Mentre punta i gomiti per strisciare verso la porta, i pensieri di Naima si fanno via via sempre più illogici e circolari, ma nemmeno per un istante si lascia sfiorare dall’idea di arrendersi: deve raggiungere suo marito.
Al piano di sotto vive Polina, proprio nell’appartamento accanto a quello dove è partito l’incendio. Era così stanca che non si è neanche cambiata. Indossa ancora i fuseaux della danza e una maglietta stinta con la scritta BELIEVE IT.
Sono giorni che non dorme.
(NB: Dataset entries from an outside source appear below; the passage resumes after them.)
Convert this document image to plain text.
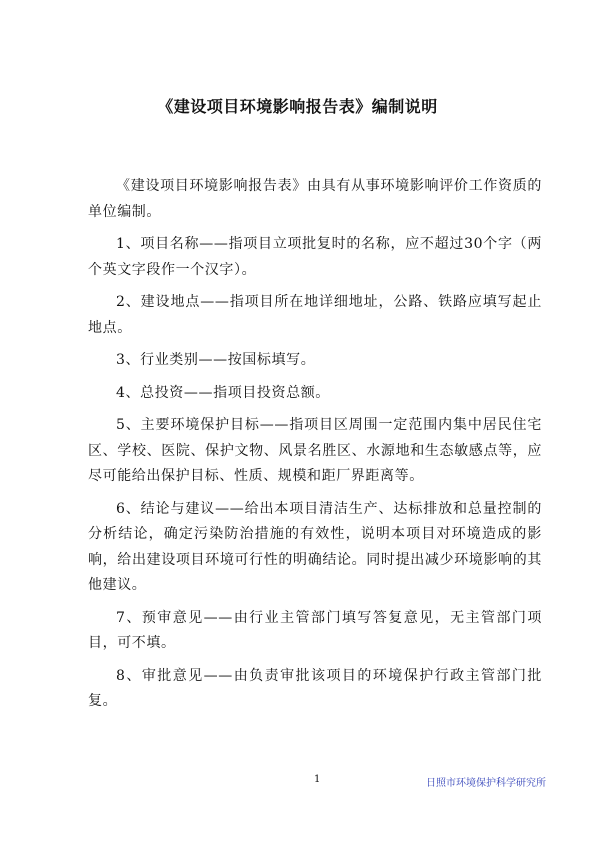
《建设项目环境影响报告表》编制说明

《建设项目环境影响报告表》由具有从事环境影响评价工作资质的单位编制。

1、项目名称——指项目立项批复时的名称，应不超过30个字（两个英文字段作一个汉字）。

2、建设地点——指项目所在地详细地址，公路、铁路应填写起止地点。

3、行业类别——按国标填写。

4、总投资——指项目投资总额。

5、主要环境保护目标——指项目区周围一定范围内集中居民住宅区、学校、医院、保护文物、风景名胜区、水源地和生态敏感点等，应尽可能给出保护目标、性质、规模和距厂界距离等。

6、结论与建议——给出本项目清洁生产、达标排放和总量控制的分析结论，确定污染防治措施的有效性，说明本项目对环境造成的影响，给出建设项目环境可行性的明确结论。同时提出减少环境影响的其他建议。

7、预审意见——由行业主管部门填写答复意见，无主管部门项目，可不填。

8、审批意见——由负责审批该项目的环境保护行政主管部门批复。

1	日照市环境保护科学研究所
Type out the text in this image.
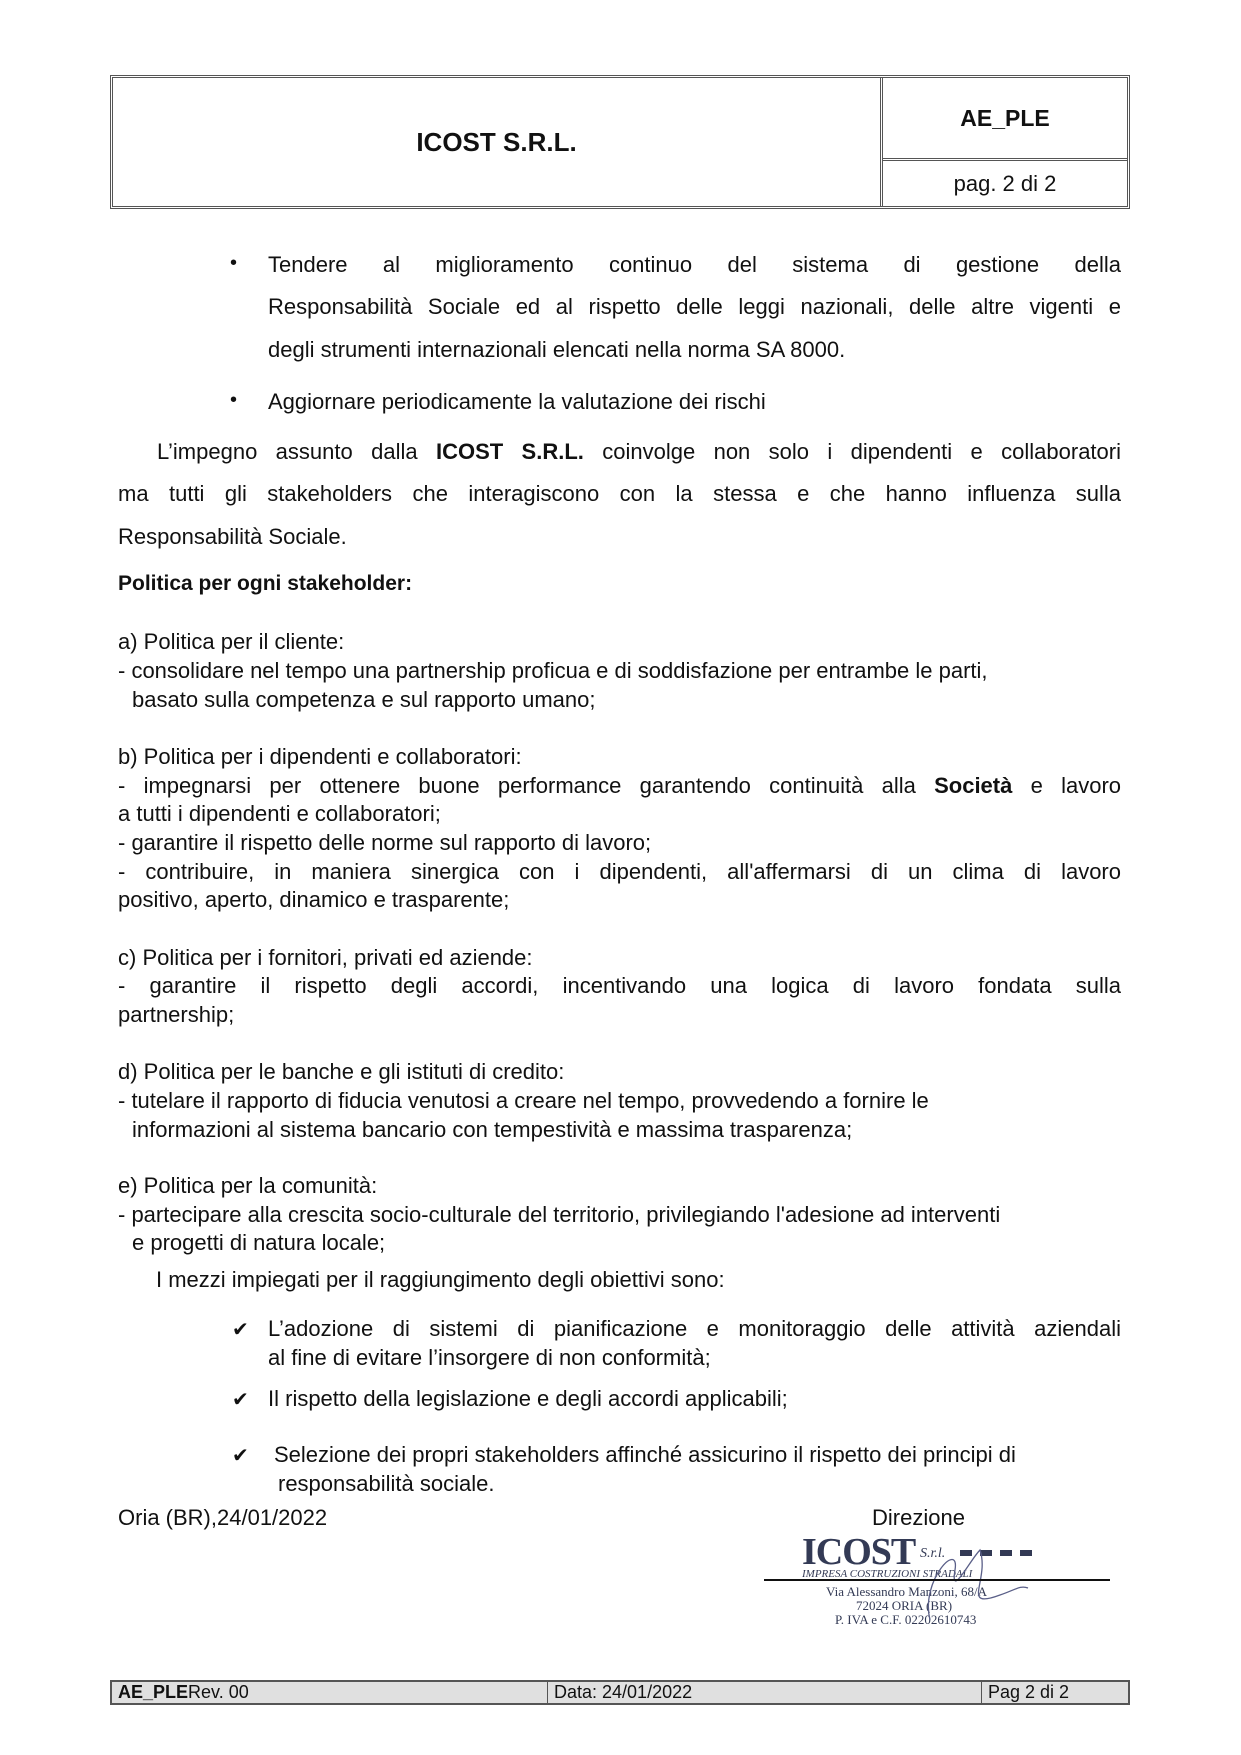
ICOST S.R.L.
AE_PLE
pag. 2 di 2
• Tendere al miglioramento continuo del sistema di gestione della
Responsabilità Sociale ed al rispetto delle leggi nazionali, delle altre vigenti e
degli strumenti internazionali elencati nella norma SA 8000.
• Aggiornare periodicamente la valutazione dei rischi
L’impegno assunto dalla ICOST S.R.L. coinvolge non solo i dipendenti e collaboratori
ma tutti gli stakeholders che interagiscono con la stessa e che hanno influenza sulla
Responsabilità Sociale.
Politica per ogni stakeholder:
a) Politica per il cliente:
- consolidare nel tempo una partnership proficua e di soddisfazione per entrambe le parti,
basato sulla competenza e sul rapporto umano;
b) Politica per i dipendenti e collaboratori:
- impegnarsi per ottenere buone performance garantendo continuità alla Società e lavoro
a tutti i dipendenti e collaboratori;
- garantire il rispetto delle norme sul rapporto di lavoro;
- contribuire, in maniera sinergica con i dipendenti, all'affermarsi di un clima di lavoro
positivo, aperto, dinamico e trasparente;
c) Politica per i fornitori, privati ed aziende:
- garantire il rispetto degli accordi, incentivando una logica di lavoro fondata sulla
partnership;
d) Politica per le banche e gli istituti di credito:
- tutelare il rapporto di fiducia venutosi a creare nel tempo, provvedendo a fornire le
informazioni al sistema bancario con tempestività e massima trasparenza;
e) Politica per la comunità:
- partecipare alla crescita socio-culturale del territorio, privilegiando l'adesione ad interventi
e progetti di natura locale;
I mezzi impiegati per il raggiungimento degli obiettivi sono:
✔ L’adozione di sistemi di pianificazione e monitoraggio delle attività aziendali
al fine di evitare l’insorgere di non conformità;
✔ Il rispetto della legislazione e degli accordi applicabili;
✔ Selezione dei propri stakeholders affinché assicurino il rispetto dei principi di
responsabilità sociale.
Oria (BR),24/01/2022	Direzione
ICOST S.r.l.
IMPRESA COSTRUZIONI STRADALI
Via Alessandro Manzoni, 68/A
72024 ORIA (BR)
P. IVA e C.F. 02202610743
AE_PLE Rev. 00	Data: 24/01/2022	Pag 2 di 2
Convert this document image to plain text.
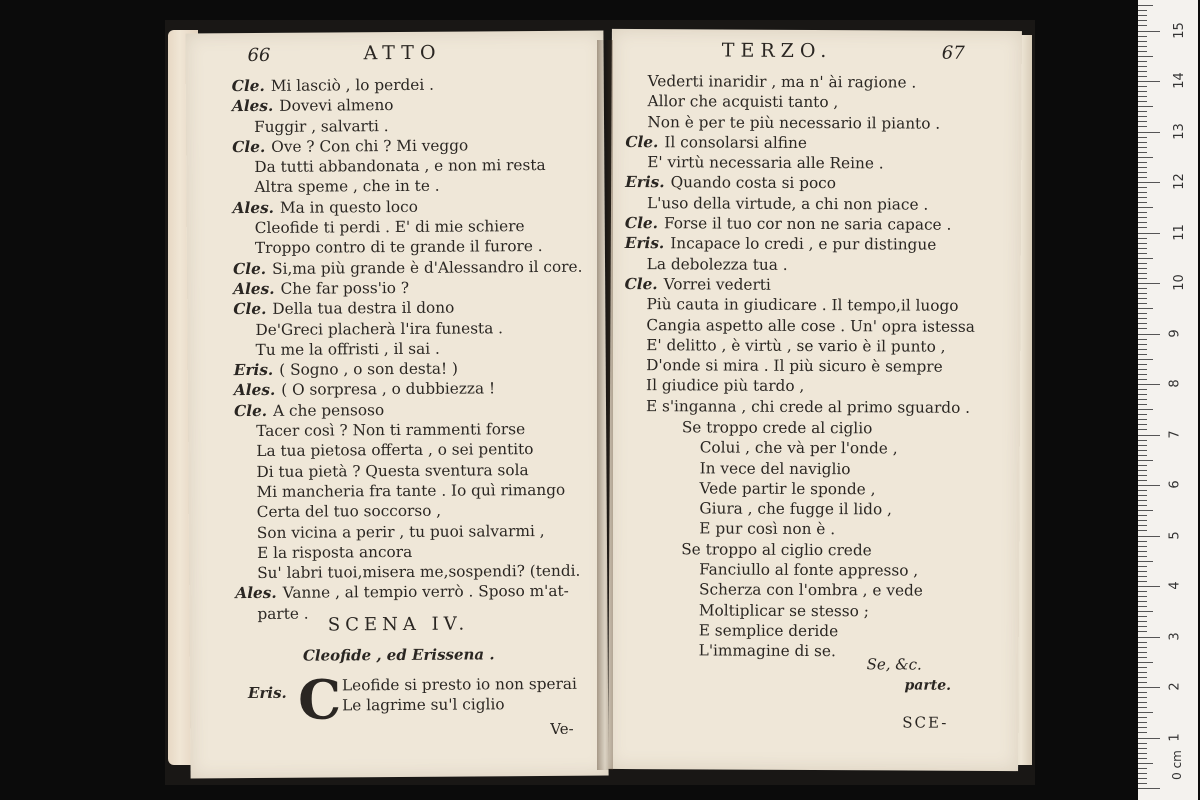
66	ATTO
Cle. Mi lasciò , lo perdei .
Ales. Dovevi almeno
Fuggir , salvarti .
Cle. Ove ? Con chi ? Mi veggo
Da tutti abbandonata , e non mi resta
Altra speme , che in te .
Ales. Ma in questo loco
Cleofide ti perdi . E' di mie schiere
Troppo contro di te grande il furore .
Cle. Si,ma più grande è d'Alessandro il core.
Ales. Che far poss'io ?
Cle. Della tua destra il dono
De'Greci placherà l'ira funesta .
Tu me la offristi , il sai .
Eris. ( Sogno , o son desta! )
Ales. ( O sorpresa , o dubbiezza !
Cle. A che pensoso
Tacer così ? Non ti rammenti forse
La tua pietosa offerta , o sei pentito
Di tua pietà ? Questa sventura sola
Mi mancheria fra tante . Io quì rimango
Certa del tuo soccorso ,
Son vicina a perir , tu puoi salvarmi ,
E la risposta ancora
Su' labri tuoi,misera me,sospendi? (tendi.
Ales. Vanne , al tempio verrò . Sposo m'at-
parte .	SCENA IV.
Cleofide , ed Erissena .
Eris. C Leofide si presto io non sperai
Le lagrime su'l ciglio
Ve-
TERZO.	67
Vederti inaridir , ma n' ài ragione .
Allor che acquisti tanto ,
Non è per te più necessario il pianto .
Cle. Il consolarsi alfine
E' virtù necessaria alle Reine .
Eris. Quando costa si poco
L'uso della virtude, a chi non piace .
Cle. Forse il tuo cor non ne saria capace .
Eris. Incapace lo credi , e pur distingue
La debolezza tua .
Cle. Vorrei vederti
Più cauta in giudicare . Il tempo,il luogo
Cangia aspetto alle cose . Un' opra istessa
E' delitto , è virtù , se vario è il punto ,
D'onde si mira . Il più sicuro è sempre
Il giudice più tardo ,
E s'inganna , chi crede al primo sguardo .
Se troppo crede al ciglio
Colui , che và per l'onde ,
In vece del naviglio
Vede partir le sponde ,
Giura , che fugge il lido ,
E pur così non è .
Se troppo al ciglio crede
Fanciullo al fonte appresso ,
Scherza con l'ombra , e vede
Moltiplicar se stesso ;
E semplice deride
L'immagine di se.
Se, &c.
parte.
SCE-
0 cm
1
2
3
4
5
6
7
8
9
10
11
12
13
14
15
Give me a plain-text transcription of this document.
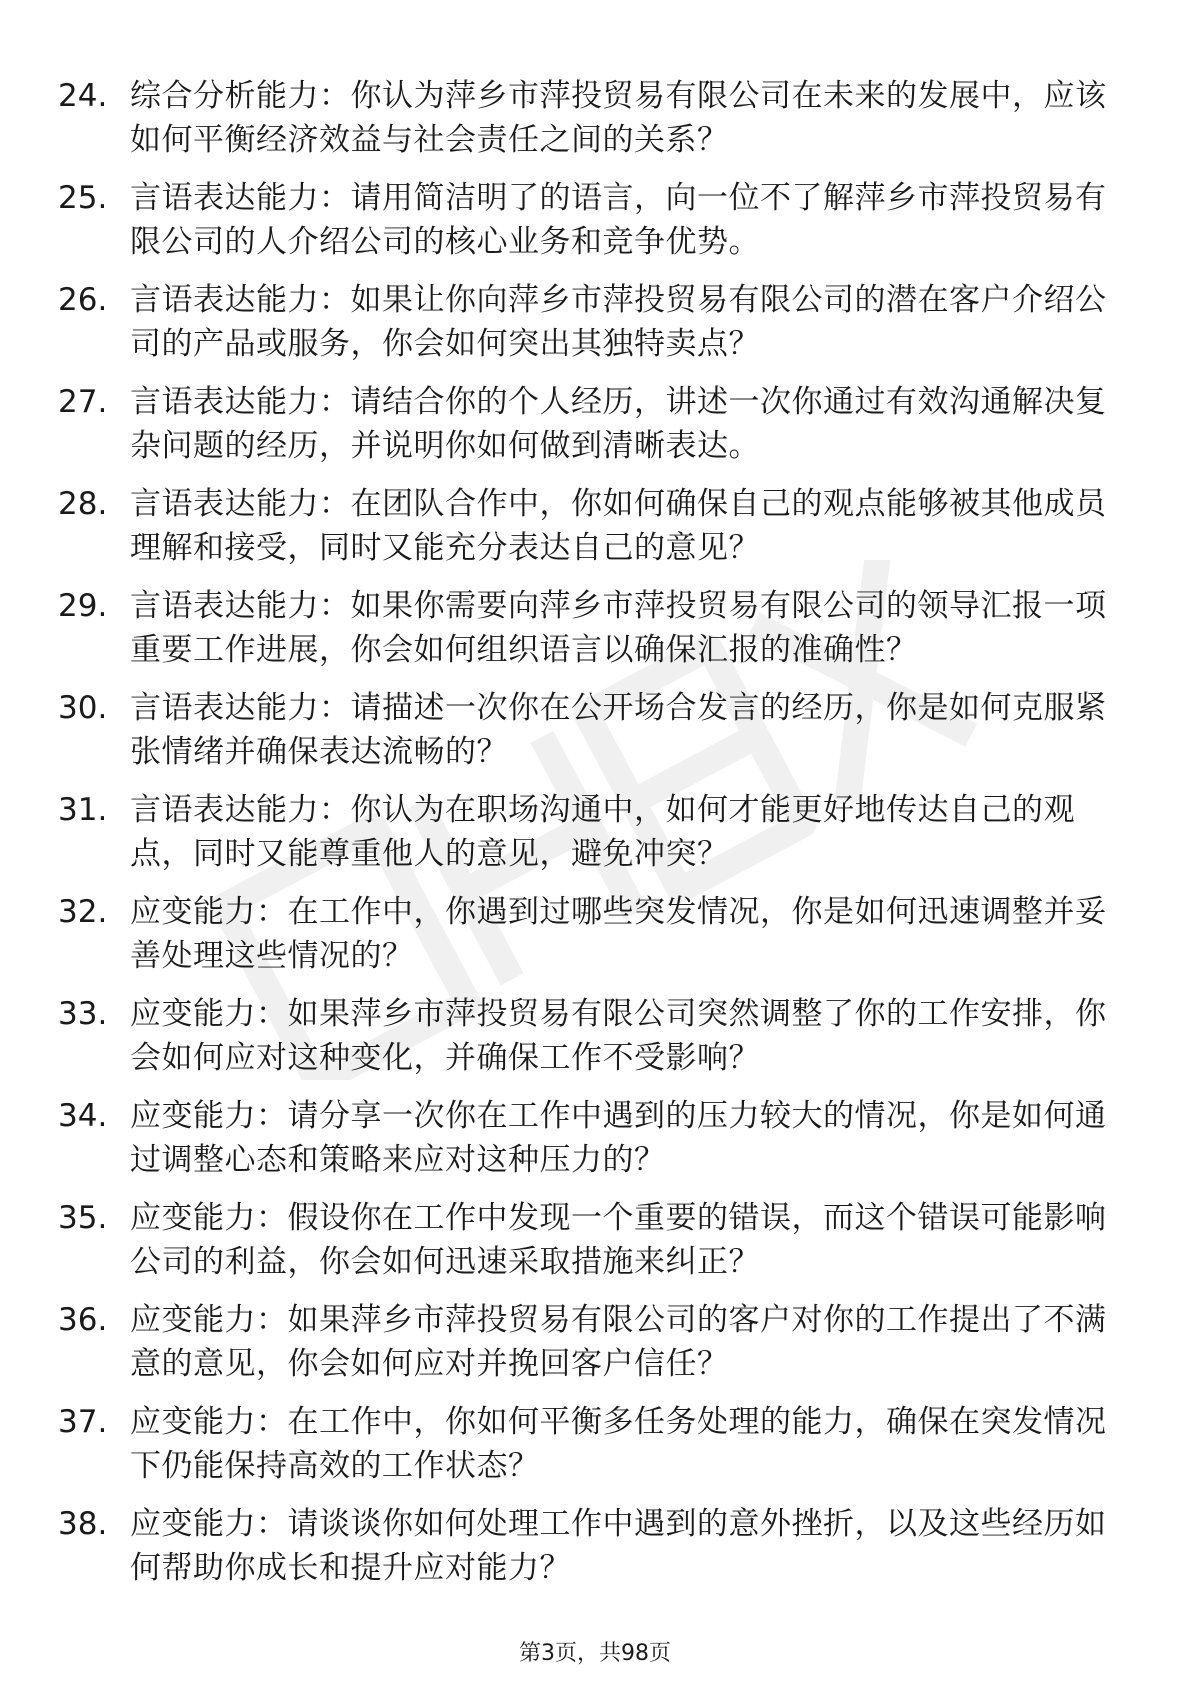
24. 综合分析能力：你认为萍乡市萍投贸易有限公司在未来的发展中，应该如何平衡经济效益与社会责任之间的关系？
25. 言语表达能力：请用简洁明了的语言，向一位不了解萍乡市萍投贸易有限公司的人介绍公司的核心业务和竞争优势。
26. 言语表达能力：如果让你向萍乡市萍投贸易有限公司的潜在客户介绍公司的产品或服务，你会如何突出其独特卖点？
27. 言语表达能力：请结合你的个人经历，讲述一次你通过有效沟通解决复杂问题的经历，并说明你如何做到清晰表达。
28. 言语表达能力：在团队合作中，你如何确保自己的观点能够被其他成员理解和接受，同时又能充分表达自己的意见？
29. 言语表达能力：如果你需要向萍乡市萍投贸易有限公司的领导汇报一项重要工作进展，你会如何组织语言以确保汇报的准确性？
30. 言语表达能力：请描述一次你在公开场合发言的经历，你是如何克服紧张情绪并确保表达流畅的？
31. 言语表达能力：你认为在职场沟通中，如何才能更好地传达自己的观点，同时又能尊重他人的意见，避免冲突？
32. 应变能力：在工作中，你遇到过哪些突发情况，你是如何迅速调整并妥善处理这些情况的？
33. 应变能力：如果萍乡市萍投贸易有限公司突然调整了你的工作安排，你会如何应对这种变化，并确保工作不受影响？
34. 应变能力：请分享一次你在工作中遇到的压力较大的情况，你是如何通过调整心态和策略来应对这种压力的？
35. 应变能力：假设你在工作中发现一个重要的错误，而这个错误可能影响公司的利益，你会如何迅速采取措施来纠正？
36. 应变能力：如果萍乡市萍投贸易有限公司的客户对你的工作提出了不满意的意见，你会如何应对并挽回客户信任？
37. 应变能力：在工作中，你如何平衡多任务处理的能力，确保在突发情况下仍能保持高效的工作状态？
38. 应变能力：请谈谈你如何处理工作中遇到的意外挫折，以及这些经历如何帮助你成长和提升应对能力？
第3页，共98页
Suo figlio di due mesi non fa che piangere. Eppure lei lo allatta e lo cambia all’occorrenza, con la precisione che la contraddistingue. Forse il bambino ha le coliche, ha pensato un attimo prima di addormentarsi, scartando l’ipotesi che avesse voglia di essere tenuto in braccio.
Polina non lo sa tenere, in braccio. E non sa ritrovarsi nei pianti di suo figlio.
Mentre dorme lo sente di nuovo. Come una biscia serpeggia nel sonno. Ma è un pianto diverso, e per la prima volta ha la meglio sul sogno intermittente che Polina stava facendo. Finalmente, quel pianto, riesce a decifrarlo. È un alfabeto Morse che piano piano svela il proprio significato. Un grido di aiuto. Disperato.
La prima cosa che le arriva addosso è il calore. Alzandosi dal letto, l’avvolge come un manto. Le bruciano gli occhi e la gola mentre tenta di farsi strada nel buio. Il respiro è soffocato, i colpi di tosse lo chiudono a ogni tentativo di farsi più ampio. E intanto, con le braccia in avanti e il cuore che le rimbomba nelle orecchie, procede verso la carrozzina.
Il pianto è laggiù, da qualche parte. Ma sembra che diventi a ogni passo più distante.
Il palazzo, almeno all’esterno, non mostra ancora segni evidenti della sua ferita. Il fumo che fuoriesce da alcune finestre si confonde nella nebbia che copre la città e che il vento sta spazzando via, increspando anche le acque del fiume sottostante.